Investors have pumped a record amount of money into equity funds focused on emerging markets this year in a sharp reversal of sentiment.
Emerging equity fund inflows surged to $80.3bn in 2009, according to research group EPFR Global. That was the highest influx since EPFR started tracking the data in 1997 and compared with $49.5bn of outflows in 2008.
This year’s inflows also were $25.9bn more than the previous record in 2007 and contrasted with the $86bn of outflows suffered by developed world equity funds in 2009.
“It has been a great year for the emerging markets after the collapse of many of these markets at the end of 2008,” said Nigel Rendell, senior emerging market strategist at RBC Capital Markets.

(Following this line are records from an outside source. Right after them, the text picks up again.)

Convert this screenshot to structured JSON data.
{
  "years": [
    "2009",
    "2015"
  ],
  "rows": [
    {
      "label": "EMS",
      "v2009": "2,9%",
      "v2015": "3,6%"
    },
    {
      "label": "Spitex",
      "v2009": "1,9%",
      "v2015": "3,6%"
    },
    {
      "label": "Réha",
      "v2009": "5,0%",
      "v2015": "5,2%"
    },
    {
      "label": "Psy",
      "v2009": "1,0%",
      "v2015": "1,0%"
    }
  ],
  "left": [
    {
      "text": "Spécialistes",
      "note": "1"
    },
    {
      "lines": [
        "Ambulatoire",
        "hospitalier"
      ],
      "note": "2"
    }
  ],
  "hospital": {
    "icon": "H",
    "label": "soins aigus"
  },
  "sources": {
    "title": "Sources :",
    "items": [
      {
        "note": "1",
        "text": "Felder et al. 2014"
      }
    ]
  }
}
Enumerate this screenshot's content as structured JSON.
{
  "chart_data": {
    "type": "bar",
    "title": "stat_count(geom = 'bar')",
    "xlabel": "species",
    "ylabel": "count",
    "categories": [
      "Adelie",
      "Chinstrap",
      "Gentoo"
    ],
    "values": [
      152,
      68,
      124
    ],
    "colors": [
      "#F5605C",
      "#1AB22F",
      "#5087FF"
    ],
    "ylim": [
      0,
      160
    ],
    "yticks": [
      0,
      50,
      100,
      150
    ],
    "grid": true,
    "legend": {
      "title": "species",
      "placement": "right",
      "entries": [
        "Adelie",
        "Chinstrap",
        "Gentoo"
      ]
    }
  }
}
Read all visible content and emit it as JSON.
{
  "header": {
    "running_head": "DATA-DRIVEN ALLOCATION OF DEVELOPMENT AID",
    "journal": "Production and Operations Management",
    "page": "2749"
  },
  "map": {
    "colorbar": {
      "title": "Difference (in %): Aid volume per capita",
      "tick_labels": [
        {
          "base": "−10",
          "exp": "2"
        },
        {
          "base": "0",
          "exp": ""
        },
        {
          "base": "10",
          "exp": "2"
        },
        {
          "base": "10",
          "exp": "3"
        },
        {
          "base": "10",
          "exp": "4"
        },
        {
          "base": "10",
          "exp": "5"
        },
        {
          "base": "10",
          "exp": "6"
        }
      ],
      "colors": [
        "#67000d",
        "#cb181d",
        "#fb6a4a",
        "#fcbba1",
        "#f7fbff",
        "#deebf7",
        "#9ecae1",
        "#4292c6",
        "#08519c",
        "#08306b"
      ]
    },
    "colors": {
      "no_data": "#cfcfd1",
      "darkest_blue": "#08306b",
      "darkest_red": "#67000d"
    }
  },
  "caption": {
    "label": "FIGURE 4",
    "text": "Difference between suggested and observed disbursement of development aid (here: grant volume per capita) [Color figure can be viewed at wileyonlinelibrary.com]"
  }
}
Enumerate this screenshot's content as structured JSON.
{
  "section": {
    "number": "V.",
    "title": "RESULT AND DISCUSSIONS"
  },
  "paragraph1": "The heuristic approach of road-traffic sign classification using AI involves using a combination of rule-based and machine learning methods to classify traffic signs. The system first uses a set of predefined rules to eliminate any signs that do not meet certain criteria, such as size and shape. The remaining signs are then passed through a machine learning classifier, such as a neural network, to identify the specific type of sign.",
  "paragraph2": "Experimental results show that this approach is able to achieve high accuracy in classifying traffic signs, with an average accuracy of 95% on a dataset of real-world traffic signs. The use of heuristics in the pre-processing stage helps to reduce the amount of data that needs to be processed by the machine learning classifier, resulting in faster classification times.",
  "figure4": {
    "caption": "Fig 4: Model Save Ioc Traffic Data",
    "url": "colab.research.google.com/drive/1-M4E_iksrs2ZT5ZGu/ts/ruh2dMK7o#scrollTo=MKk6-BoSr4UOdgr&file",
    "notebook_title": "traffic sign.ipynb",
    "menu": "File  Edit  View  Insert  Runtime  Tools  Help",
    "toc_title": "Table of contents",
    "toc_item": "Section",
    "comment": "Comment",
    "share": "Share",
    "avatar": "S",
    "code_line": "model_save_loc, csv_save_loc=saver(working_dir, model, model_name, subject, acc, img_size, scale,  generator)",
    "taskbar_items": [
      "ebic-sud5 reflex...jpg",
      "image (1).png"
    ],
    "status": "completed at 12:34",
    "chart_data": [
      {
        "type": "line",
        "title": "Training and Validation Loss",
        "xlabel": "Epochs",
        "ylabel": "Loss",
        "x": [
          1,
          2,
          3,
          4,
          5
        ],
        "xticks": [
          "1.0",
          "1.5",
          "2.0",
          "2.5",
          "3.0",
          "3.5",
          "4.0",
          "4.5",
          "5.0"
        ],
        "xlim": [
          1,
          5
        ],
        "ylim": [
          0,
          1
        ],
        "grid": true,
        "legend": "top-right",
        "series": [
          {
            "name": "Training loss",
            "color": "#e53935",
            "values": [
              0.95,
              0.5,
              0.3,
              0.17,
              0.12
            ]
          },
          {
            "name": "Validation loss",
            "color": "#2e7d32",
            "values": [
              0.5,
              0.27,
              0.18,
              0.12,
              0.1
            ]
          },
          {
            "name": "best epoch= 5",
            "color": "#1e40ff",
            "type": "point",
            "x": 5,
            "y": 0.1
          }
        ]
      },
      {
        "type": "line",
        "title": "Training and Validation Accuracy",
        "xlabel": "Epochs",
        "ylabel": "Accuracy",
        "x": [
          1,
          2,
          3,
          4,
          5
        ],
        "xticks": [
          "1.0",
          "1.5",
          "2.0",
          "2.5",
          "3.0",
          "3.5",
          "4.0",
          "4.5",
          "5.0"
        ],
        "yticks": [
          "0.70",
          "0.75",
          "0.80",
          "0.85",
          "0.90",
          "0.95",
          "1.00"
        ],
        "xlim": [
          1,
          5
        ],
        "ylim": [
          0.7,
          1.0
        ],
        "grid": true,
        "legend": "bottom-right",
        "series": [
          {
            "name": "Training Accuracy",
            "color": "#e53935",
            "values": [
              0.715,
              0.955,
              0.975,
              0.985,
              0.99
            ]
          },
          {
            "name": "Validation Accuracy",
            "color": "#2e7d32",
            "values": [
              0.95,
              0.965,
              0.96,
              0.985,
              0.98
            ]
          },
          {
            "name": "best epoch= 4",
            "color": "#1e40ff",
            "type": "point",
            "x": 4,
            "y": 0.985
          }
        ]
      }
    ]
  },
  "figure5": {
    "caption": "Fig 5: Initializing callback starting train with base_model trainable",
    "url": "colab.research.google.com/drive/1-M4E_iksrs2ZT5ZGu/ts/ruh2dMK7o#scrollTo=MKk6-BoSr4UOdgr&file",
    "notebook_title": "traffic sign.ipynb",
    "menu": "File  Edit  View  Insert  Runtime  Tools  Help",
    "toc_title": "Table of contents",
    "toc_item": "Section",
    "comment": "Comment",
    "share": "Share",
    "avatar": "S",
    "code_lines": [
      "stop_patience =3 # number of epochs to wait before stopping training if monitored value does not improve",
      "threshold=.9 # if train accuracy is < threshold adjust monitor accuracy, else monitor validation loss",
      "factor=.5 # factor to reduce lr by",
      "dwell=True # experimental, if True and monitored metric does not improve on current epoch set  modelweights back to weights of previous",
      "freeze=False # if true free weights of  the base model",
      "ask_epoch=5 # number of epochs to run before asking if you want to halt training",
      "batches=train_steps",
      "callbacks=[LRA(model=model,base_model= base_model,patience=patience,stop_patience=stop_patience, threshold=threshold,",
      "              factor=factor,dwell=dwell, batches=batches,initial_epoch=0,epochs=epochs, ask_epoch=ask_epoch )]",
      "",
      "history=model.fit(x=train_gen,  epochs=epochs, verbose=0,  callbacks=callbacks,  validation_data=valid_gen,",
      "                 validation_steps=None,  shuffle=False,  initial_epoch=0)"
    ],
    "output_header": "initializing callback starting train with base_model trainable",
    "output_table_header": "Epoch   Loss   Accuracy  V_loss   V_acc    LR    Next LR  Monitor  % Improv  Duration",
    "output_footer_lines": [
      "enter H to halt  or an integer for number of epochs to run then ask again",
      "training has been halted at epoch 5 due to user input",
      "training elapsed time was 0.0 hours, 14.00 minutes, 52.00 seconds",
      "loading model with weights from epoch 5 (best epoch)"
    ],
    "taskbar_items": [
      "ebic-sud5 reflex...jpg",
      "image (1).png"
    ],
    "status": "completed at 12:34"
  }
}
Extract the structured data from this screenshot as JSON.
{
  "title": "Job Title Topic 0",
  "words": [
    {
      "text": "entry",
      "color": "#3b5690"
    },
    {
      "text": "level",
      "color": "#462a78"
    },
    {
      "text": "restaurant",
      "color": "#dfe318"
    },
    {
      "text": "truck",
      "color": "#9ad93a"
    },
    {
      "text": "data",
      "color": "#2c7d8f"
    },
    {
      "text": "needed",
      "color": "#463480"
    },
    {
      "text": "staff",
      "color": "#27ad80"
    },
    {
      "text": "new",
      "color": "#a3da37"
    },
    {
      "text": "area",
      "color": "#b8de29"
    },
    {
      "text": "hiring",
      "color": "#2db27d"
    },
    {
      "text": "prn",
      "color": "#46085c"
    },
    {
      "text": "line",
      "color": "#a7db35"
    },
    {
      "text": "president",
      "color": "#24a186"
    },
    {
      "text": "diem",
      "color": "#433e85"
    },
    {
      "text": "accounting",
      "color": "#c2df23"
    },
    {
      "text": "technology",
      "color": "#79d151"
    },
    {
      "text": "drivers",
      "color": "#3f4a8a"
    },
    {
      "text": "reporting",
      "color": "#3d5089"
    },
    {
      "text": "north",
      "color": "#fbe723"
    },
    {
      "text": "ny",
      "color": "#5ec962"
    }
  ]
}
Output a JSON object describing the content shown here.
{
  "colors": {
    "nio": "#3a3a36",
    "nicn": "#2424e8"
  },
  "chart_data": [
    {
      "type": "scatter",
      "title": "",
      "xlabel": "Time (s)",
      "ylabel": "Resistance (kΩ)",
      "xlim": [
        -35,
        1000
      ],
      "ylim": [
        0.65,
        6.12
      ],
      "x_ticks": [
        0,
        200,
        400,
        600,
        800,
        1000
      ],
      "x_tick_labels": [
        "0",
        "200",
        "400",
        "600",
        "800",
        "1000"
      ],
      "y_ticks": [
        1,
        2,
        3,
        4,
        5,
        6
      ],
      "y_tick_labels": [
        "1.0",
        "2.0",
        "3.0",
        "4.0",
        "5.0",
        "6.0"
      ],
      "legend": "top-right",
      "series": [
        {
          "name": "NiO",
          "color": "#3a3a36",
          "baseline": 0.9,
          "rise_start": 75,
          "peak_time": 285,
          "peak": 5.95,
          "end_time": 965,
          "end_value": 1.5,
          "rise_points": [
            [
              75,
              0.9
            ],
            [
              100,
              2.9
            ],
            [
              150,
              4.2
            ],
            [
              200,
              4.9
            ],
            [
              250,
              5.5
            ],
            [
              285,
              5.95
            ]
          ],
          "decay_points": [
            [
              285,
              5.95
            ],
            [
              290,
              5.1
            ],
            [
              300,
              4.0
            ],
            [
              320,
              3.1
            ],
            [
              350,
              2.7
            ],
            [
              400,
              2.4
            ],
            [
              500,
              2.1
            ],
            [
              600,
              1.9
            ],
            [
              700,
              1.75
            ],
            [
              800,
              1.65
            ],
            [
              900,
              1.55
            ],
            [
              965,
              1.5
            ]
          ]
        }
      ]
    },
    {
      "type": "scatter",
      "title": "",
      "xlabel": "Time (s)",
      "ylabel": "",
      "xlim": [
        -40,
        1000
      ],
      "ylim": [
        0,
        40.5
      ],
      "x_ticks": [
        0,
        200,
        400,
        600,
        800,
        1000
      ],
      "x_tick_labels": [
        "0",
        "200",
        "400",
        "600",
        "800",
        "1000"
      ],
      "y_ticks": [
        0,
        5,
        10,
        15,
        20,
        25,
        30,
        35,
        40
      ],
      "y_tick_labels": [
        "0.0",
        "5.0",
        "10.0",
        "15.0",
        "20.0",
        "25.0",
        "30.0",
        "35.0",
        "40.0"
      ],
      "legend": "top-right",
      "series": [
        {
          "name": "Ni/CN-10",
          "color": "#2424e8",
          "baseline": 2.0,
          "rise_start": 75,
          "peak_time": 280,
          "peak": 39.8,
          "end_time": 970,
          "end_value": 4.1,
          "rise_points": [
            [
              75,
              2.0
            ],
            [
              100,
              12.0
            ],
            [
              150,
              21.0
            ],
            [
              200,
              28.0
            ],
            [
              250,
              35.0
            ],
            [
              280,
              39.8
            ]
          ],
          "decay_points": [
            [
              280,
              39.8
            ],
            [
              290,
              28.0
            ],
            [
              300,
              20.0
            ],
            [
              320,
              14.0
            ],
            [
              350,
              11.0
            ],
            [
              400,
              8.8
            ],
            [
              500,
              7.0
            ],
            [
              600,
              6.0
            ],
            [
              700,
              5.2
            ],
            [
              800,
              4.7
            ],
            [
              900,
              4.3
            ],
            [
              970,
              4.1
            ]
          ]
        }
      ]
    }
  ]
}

The FTSE All-World Emerging Markets Index has risen 75 per cent since January 1, far outpacing the 28 per cent gain reaped by the FTSE All-World Developed Index.
Analysts said emerging markets were valued at about 20 times their trailing 12-month earnings, compared with about 7.9 times during March lows.
The world’s four biggest emerging market economies, Brazil, Russia, India and China (known collectively as Bric) accounted for the bulk of this year’s investor interest, with about $60bn of these inflows.
Global emerging market equity funds, which mainly invest in the big four, have seen inflows of $39bn in 2009. Funds that specifically invest in the Bric as a group have seen $4.75bn of inflows this year, China-specific funds have absorbed $6.8bn, Brazil-specific funds $4.9bn, India $3.1bn and Russia $1.5bn.
In recent months, flows have been boosted by funds that normally only invest in developed world stocks, as well as dedicated emerging market groups.
Investors have been particularly keen to gain exposure to China as it has become the driving force behind the global economy, with growth forecasts of 10 per cent for 2010, says RBC Capital Markets.
With industrialised economies expected to grow at much lower levels than their emerging market peers, investors expect greater returns from developing world stocks.
Emerging market currencies, such as the Brazilian real and the South African rand, also had a strong year. The real is up 25 per cent against the US dollar and the rand is up 22 per cent since January 1.
Analysts warn that the outlook remains uncertain for next year because any signs of a slowdown in the US economy could prompt a sharp rise in risk aversion. This could prompt a sell-off in emerging markets.